Ahead of Mrs May's meetings with Mr Macron and Ms Merkel, Downing Street said it was important for the prime minister to set out the rationale behind her request to extend Article 50 again, in order for Wednesday's summit to run smoothly.

She is also expected to speak to other EU leaders by telephone on Monday afternoon.

Having failed to convince the DUP and enough Tory Brexiteers to support her Brexit deal on three occasions, Mrs May last week altered her Brexit strategy to instead focus on winning Labour's support for her withdrawal agreement.

Those talks broke down on Friday as Labour accused the government of refusing to make any changes to the wording of the political declaration on the proposed future UK-EU relationship, which accompanies the withdrawal agreement.

Labour leader Jeremy Corbyn has repeatedly demanded Mrs May ditch one of her Brexit red lines in order to seek a post-Brexit customs union with the EU.

Despite there being no further talks between the government and Labour over the weekend, Mrs May held open the possibility of striking a cross-party deal in a video message from her Chequers country retreat.

Labour's shadow Brexit secretary Sir Keir Starmer said the two sides had maintained contact, with the government intending to restart discussions on Monday.

"We're waiting to see what the government is putting on the table as a proposal," he said.

"All they've done so far is to indicate various things but not change the political declaration.

"So the ball's in the government's court, we need to see what they come back with and when we do we will take a collective decision on that."

Mrs May's planned travel to Berlin and Paris could yet be interrupted if a bill from Labour's Yvette Cooper and Tory ex-minister Sir Oliver Letwin is passed into law on Monday night.

This would force the prime minister to consult the House of Commons, likely to happen on Tuesday, on the length of the further delay to Brexit she is requesting from the EU.

A subsequent motion tabled by Mrs May could then be amended by MPs to either shorten or lengthen - or add further conditions - to any Brexit delay.

Revealing the scale of anger among Conservative eurosceptics at the prime minister's handling of Brexit, former Brexit minister Steve Baker claimed this week "might be the week when the government and parliament are seen to have betrayed" the 2016 EU referendum result.

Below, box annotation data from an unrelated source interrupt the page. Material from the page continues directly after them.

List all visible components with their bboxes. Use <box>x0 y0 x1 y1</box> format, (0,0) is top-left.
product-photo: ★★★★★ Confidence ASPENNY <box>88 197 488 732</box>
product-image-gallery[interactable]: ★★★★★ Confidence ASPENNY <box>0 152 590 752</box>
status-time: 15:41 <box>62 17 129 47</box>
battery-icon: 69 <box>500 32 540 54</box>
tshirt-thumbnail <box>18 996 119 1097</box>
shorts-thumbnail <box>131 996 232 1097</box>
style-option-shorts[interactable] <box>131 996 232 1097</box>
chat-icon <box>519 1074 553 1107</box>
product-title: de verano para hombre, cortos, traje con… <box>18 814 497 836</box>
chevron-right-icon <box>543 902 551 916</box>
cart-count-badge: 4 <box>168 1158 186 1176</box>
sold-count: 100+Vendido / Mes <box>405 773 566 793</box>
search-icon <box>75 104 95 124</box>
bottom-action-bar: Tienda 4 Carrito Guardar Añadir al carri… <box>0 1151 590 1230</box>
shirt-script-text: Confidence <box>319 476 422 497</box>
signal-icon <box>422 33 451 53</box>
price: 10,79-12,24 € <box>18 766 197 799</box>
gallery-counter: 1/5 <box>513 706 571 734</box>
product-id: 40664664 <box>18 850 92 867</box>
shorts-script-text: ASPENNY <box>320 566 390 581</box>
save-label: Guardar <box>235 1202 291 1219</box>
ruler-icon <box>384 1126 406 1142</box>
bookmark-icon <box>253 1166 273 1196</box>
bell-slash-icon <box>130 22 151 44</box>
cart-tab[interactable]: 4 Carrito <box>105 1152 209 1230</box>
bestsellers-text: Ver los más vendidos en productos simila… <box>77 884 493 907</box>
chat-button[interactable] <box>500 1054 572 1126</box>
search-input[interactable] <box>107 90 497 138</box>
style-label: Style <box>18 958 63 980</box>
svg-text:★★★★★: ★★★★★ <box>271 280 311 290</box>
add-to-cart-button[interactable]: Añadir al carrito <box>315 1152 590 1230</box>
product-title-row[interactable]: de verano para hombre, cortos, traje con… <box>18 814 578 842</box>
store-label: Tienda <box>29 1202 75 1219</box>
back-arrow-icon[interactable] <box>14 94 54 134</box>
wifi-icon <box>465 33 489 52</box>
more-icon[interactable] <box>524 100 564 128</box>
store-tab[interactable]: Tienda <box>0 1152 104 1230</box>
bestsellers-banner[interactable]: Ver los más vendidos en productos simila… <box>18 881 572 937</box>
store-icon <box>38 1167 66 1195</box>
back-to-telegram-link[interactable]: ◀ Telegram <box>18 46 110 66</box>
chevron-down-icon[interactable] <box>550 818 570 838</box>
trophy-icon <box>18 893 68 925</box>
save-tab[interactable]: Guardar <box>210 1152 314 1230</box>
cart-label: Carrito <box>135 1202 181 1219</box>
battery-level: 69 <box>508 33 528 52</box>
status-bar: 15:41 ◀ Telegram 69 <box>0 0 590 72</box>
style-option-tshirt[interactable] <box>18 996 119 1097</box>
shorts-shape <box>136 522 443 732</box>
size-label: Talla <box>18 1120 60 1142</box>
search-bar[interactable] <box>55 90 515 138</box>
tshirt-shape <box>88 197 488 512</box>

"It's a very sad week for British democracy if we don't leave at the end," he told Sky News.

Describing how he "struggled to watch" the whole of Mrs May's video message, the Tory MP added: "We're in this mess because of choices the prime minister has made."

He continued: "We asked the British public 'Leave' or 'Remain'. The public were told all sorts of horror stories and still voted to leave.

"And here we are fibrillating in a sort of state of cowardice afraid to get on with it."

Fellow Tory Brexiteer, Mark Francois, has written to Sir Graham Brady, the chair of the Conservative Party's 1922 committee, to urge him to arrange an indicative confidence vote in Mrs May's leadership.

The prime minister cannot face a formal confidence vote among Tory MPs for another eight months, after surviving such a vote in December last year.

But Mr Francois is calling for the party to have another chance to demonstrate a lack of faith in Mrs May.

He wrote: "We simply cannot go on like this, with a weak leader, a riven cabinet and a party in despair.

"I believe Theresa May has been a failure as leader of our party, which she now threatens to destroy."